Per contro le vere esperienze interiori già poco dopo la morte vengono risperimentate, poiché il corpo eterico si dissolve solo un po’ più tardi. Esso però si dissolve nello spazio cosmico, fornendo il presupposto affinché tutto ciò che è intessuto di pensieri e sentimenti dal corpo eterico, ma anche con l’impronta astrale, tutto ciò si muti in formazione nuvolosa oppure, come ho accennato, in formazione stellare che circonda la terra. Quel che si separa da noi in due direzioni, verso la terra e per così dire verso lo spazio aeriforme, è ciò che costituisce il nostro interno e il nostro esterno mentre attraversiamo la vita fra la morte e una nuova nascita.

 

Immaginiamoci un po’ con grande vivezza

quale mondo circostante abbiamo tra la morte e una nuova nascita.

• Il nostro agire,

nella misura in cui emana dalla volontà, costituisce la nostra vita interiore.

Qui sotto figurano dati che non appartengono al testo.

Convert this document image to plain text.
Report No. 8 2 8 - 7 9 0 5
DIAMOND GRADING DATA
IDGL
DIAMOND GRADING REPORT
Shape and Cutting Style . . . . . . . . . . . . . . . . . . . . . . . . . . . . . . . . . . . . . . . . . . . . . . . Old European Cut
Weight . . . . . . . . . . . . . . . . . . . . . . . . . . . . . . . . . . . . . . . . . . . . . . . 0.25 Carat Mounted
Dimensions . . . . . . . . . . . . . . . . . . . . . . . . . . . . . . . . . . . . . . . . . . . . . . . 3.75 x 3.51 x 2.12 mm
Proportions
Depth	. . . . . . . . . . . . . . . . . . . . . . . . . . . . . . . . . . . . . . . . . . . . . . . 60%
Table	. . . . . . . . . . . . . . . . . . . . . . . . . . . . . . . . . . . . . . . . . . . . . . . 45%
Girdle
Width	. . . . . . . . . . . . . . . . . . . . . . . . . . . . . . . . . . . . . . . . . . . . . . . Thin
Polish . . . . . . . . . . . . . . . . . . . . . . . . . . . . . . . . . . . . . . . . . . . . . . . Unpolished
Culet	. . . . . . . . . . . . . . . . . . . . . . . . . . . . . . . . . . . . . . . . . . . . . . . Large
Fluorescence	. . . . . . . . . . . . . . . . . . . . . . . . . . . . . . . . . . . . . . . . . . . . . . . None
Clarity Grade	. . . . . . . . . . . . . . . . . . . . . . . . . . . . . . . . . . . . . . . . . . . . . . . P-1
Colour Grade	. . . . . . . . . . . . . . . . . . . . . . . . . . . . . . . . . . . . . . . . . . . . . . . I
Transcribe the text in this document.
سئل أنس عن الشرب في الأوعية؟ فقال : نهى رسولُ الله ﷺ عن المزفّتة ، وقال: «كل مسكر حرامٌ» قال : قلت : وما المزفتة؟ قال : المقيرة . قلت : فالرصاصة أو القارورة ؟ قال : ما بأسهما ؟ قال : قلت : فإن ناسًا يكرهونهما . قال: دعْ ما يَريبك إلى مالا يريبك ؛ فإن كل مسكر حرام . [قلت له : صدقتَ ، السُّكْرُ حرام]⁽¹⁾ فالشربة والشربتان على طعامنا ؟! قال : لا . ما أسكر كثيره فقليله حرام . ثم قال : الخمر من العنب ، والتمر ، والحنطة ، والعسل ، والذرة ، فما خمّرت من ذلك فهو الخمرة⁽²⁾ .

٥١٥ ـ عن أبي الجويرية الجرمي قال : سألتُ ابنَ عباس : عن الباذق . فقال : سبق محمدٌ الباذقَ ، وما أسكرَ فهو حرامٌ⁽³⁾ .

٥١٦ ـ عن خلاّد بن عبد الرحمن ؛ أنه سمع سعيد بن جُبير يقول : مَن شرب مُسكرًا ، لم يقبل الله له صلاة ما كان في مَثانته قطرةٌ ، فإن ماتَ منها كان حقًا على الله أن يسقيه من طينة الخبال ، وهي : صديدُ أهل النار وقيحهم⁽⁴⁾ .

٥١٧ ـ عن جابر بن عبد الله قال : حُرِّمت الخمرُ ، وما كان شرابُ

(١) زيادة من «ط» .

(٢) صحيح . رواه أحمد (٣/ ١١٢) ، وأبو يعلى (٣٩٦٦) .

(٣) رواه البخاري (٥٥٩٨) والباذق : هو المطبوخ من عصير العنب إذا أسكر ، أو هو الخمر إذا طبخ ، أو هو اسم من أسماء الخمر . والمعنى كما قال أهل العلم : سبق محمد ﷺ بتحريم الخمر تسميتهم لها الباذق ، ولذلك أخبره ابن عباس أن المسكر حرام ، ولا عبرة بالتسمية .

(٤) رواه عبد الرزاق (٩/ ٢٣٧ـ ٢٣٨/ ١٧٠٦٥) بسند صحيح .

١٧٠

• La vita di pensiero e di sentimento costituisce il cosmo, il mondo esterno,

solo che non guardiamo nello spazio cosmico, ma dallo spazio cosmico guardiamo alla terra

che ci irradia all’indietro gli aspetti interiori del nostro pensiero.

 

Quando viviamo qui tra nascita e morte, abbiamo da un lato la vita solare.

Fuori c’è il sole; noi stiamo sulla terra e guardiamo il sole.

Dopo la morte il sole scompare subito.

 

Noi stessi siamo infatti il sole e non vediamo quel che noi stessi siamo.

Diventiamo semplicemente vita solare,

e quel che ho descritto poco fa è appunto la transizione alla vita solare.

Che le nostre azioni diventino noi stessi comporta il passaggio alla vita solare.

 

Mentre ci allontaniamo dalla terra quel che abbiamo sperimentato grazie alla terra diventa ciò cui guardiamo.

Qui stiamo sulla terra e guardiamo verso il sole. Vediamo la terra sotto di noi.

Questo accade a causa della particolare natura materiale della terra.